O primeiro deles chama-se "Pindorama", construído por alunos das três séries do Ensino Médio. O vídeo "Pindorama", baseado nos ideais dos movimentos modernistas, é um manifesto audiovisual interdisciplinar, composto por inferências filosóficas - com o conceito de "violência", de Francis Wolff; sociológicas - com a metodologia de "análise de conjuntura"; midiáticas - com imagens do documentário "Ilha das Flores" (Jorge Furtado, 1989); e pedagógicas - com o combate de Paulo Freire à educação bancária. Ele desperta reflexões sobre como o "deglutir" das artes há 100 anos ainda gera efeitos na contemporaneidade e como os sujeitos, ao longo da história, abriram brechas de existência e reflexão. De acordo com uma das autoras, Julia Perrella, o vídeomotivado pelas aulas de teatro no colégio"intenta vociferar urgências contemporâneas em diálogo com os manifestos mencionados", na tentativa de valorizar a antropofagia como fio condutor, sem perder a centralidade no coletivo nacional.

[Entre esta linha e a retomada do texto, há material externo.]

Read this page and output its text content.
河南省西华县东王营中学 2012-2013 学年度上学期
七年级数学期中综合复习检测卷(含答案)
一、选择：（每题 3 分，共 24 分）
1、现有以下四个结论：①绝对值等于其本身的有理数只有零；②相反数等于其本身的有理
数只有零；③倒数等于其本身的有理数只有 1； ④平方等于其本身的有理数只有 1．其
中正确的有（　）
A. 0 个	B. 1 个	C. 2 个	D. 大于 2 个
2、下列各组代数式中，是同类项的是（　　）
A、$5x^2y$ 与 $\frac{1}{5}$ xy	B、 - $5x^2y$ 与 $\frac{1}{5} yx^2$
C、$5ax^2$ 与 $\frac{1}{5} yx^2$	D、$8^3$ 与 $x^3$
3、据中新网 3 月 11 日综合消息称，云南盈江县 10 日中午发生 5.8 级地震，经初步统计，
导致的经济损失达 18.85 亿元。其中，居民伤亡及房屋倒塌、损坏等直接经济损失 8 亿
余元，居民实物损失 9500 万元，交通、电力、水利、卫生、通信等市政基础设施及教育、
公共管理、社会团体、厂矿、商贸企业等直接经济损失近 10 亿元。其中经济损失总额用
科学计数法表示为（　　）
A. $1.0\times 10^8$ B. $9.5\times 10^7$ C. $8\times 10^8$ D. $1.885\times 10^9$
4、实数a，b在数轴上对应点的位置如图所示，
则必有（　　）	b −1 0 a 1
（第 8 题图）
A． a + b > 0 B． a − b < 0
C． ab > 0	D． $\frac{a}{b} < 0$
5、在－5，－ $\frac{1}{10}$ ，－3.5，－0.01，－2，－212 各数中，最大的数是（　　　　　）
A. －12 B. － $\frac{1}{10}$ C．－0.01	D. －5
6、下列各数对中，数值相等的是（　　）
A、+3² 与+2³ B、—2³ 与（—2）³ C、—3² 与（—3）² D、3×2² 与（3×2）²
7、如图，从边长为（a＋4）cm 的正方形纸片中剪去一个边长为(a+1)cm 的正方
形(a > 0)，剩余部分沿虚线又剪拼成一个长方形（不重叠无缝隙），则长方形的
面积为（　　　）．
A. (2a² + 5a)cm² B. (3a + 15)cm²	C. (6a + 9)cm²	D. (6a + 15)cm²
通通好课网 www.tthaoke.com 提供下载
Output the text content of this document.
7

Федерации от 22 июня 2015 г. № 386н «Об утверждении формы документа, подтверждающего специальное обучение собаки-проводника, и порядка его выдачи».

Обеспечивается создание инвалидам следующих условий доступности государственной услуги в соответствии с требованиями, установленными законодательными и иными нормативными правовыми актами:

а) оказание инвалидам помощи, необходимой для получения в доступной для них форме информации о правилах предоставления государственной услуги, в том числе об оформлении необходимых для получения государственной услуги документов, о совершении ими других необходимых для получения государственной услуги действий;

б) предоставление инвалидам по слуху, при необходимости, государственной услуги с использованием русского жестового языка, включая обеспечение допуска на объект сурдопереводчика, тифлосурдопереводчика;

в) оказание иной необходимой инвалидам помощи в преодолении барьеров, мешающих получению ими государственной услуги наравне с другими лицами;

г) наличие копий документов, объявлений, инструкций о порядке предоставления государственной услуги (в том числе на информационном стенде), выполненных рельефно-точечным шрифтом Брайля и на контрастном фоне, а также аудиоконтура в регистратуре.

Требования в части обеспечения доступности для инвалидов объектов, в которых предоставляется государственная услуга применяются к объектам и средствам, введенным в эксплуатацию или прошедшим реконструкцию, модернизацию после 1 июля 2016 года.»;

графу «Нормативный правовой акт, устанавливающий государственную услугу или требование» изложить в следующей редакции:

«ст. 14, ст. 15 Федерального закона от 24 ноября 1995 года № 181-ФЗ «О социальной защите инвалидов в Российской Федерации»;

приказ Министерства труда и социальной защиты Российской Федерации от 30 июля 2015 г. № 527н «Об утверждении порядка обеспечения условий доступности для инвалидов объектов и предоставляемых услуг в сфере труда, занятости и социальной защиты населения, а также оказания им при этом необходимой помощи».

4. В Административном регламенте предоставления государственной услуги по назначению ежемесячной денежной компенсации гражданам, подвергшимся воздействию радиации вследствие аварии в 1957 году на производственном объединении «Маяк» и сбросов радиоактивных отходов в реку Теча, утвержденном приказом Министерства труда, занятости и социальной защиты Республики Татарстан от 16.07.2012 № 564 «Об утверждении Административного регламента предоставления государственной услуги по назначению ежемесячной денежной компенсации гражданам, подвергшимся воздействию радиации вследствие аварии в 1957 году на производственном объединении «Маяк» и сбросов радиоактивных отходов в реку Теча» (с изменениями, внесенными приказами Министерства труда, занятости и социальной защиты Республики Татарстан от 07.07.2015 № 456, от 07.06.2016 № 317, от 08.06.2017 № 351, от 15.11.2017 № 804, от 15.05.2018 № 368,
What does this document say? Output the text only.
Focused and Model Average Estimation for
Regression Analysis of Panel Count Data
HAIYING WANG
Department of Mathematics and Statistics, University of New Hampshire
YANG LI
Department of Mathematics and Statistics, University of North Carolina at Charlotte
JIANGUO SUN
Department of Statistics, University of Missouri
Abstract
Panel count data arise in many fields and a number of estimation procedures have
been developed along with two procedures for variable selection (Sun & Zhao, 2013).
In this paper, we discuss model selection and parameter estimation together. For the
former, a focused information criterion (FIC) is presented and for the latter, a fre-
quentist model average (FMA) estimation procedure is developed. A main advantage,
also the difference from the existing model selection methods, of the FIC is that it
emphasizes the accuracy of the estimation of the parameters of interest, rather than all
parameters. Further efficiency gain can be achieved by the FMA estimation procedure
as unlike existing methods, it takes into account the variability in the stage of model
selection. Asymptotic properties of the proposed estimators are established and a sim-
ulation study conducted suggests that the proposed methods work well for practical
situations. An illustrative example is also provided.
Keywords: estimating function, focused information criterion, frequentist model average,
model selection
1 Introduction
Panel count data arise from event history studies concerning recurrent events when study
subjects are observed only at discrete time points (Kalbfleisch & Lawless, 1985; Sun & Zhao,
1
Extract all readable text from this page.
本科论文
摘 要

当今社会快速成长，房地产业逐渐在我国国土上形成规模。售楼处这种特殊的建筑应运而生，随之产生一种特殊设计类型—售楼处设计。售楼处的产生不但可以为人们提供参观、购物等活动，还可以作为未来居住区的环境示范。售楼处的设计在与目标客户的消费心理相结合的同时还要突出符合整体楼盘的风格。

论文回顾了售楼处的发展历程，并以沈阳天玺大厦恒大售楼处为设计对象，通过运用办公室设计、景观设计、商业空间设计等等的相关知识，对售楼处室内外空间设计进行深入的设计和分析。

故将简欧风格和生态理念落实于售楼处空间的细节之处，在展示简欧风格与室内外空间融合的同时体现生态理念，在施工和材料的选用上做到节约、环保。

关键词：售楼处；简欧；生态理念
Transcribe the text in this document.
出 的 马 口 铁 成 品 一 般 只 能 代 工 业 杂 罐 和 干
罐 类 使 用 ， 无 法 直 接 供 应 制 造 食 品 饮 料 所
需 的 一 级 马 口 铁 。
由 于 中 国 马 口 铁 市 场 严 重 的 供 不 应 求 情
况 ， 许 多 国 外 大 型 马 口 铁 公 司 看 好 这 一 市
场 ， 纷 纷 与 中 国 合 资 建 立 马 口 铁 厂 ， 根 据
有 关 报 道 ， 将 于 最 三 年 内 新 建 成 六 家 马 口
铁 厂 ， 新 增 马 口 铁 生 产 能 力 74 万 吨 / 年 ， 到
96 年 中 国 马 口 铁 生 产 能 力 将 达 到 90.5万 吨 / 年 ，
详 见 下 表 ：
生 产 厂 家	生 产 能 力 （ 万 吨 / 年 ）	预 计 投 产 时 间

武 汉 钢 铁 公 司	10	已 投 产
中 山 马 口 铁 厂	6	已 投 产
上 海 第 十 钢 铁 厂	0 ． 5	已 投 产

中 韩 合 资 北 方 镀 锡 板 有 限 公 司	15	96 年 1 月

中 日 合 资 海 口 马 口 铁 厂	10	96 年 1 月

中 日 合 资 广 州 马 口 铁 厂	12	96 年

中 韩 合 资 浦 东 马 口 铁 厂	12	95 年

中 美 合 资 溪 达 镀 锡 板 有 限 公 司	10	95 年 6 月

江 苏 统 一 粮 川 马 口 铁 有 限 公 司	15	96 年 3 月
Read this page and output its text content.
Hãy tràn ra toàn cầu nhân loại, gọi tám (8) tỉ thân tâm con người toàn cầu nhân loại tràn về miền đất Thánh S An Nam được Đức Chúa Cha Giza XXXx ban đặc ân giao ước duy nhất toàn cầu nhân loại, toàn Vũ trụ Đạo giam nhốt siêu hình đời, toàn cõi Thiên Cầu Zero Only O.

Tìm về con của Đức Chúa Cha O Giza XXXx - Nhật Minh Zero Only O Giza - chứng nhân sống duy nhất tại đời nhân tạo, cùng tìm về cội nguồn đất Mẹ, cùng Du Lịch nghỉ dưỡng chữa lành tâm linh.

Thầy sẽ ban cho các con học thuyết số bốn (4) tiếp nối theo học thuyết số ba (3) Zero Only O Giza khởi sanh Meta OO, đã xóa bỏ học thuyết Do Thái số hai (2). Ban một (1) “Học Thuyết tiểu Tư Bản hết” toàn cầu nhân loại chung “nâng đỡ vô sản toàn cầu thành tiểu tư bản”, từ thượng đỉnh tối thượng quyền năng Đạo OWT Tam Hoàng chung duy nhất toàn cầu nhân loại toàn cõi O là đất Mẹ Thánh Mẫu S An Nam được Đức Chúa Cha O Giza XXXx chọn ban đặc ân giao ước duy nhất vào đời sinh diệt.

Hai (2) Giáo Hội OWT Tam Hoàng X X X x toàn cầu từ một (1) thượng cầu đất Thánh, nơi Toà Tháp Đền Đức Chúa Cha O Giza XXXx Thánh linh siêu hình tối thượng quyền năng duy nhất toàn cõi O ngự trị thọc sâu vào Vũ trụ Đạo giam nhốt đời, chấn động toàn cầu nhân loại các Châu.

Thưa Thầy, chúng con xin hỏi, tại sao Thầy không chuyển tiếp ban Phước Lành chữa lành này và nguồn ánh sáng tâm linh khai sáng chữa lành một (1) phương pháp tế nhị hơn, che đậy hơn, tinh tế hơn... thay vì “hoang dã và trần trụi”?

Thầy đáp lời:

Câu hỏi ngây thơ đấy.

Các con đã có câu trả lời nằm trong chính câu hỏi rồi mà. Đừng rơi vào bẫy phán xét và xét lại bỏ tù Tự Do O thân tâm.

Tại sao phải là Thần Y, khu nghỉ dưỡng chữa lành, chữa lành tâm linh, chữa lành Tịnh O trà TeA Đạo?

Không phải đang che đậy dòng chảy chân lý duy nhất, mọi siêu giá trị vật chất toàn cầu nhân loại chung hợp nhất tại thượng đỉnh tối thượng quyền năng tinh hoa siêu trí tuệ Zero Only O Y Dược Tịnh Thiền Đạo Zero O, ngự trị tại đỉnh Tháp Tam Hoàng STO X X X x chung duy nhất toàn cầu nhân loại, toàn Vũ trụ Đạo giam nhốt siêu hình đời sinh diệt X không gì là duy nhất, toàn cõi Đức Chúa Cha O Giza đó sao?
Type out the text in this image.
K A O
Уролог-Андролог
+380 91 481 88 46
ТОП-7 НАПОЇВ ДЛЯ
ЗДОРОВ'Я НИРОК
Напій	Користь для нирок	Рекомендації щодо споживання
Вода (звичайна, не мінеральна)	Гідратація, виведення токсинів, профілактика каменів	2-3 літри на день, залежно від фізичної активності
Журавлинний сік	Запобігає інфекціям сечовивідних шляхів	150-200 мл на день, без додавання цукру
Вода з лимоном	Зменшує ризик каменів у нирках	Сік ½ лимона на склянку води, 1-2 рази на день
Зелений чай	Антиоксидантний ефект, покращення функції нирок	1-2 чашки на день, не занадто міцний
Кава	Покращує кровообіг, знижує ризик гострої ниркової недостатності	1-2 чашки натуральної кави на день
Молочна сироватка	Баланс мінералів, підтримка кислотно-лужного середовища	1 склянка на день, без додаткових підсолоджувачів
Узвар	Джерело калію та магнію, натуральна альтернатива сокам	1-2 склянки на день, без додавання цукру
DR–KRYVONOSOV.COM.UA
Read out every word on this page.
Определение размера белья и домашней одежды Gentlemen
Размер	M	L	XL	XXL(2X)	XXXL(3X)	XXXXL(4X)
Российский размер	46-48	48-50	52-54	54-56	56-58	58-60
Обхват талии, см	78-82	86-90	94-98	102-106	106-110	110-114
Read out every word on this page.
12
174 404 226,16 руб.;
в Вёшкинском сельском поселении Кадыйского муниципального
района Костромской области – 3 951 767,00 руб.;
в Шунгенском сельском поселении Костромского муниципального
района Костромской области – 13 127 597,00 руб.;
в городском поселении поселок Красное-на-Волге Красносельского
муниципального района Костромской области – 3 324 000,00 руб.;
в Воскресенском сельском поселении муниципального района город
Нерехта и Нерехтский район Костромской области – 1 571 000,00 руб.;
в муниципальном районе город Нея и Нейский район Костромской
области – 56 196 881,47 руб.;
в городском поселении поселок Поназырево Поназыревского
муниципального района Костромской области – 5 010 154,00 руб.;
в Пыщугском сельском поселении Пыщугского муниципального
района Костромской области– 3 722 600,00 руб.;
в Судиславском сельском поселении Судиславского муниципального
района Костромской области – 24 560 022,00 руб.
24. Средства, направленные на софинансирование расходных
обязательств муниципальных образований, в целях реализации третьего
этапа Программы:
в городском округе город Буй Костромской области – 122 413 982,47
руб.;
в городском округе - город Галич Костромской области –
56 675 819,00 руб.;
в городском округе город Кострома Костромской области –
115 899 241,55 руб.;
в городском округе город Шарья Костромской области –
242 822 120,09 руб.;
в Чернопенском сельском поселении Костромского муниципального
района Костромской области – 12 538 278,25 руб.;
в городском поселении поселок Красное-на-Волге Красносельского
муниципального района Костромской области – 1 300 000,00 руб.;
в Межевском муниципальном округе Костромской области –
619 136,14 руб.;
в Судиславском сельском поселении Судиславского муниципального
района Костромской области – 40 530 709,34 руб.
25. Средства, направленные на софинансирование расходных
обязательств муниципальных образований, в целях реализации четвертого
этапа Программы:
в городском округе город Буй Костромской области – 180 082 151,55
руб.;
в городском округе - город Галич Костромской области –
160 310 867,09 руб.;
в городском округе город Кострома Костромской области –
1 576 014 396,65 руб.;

O segundo, responsável pelo fechamento dourado do evento, foi construído e desenvolvido por uma das nossas estrelas do Ensino Médio: o aluno Gabriel Felipe Oliveira da Silva. Assim como "Pindorama", a obra é um manifesto audiovisual, idealizado a partir da releitura do Manifesto Antropofágico, cujo objetivo principal é romper o silêncio e defender o estatuto da arte como um direito a ser conquistado arduamente todos os dias. Integradamente, Gabriel chama para o palco do cotidiano autores-sobreviventes - Bezerra da Silva, Mano Brown, Emicida - e integra-se a eles por meio de uma poesia urbana intensa e legítima: "a arte nativa passou a ser minoria / mesmo destinada pra maioria / 100 anos da Semana Moderna de 22 / e o discurso é sempre 'deixa pra depois'". De fato, enquanto o sistema continuar produzindo "Gabrieis" como sintoma, a ruptura será sempre possível, e a educação seguirá emancipando tantos quantos queiram se aventurar pelo universo artístico das letras.

Felizmente, arte é movimento: ela rompe e ajuda a construir, ela salva não só porque conforta, mas porque incomoda. Esse foi nosso resultado, que é também indicativo de um processo contínuo: um projeto feito por muitas mãos que lutam para a construção de um mundo bem melhor.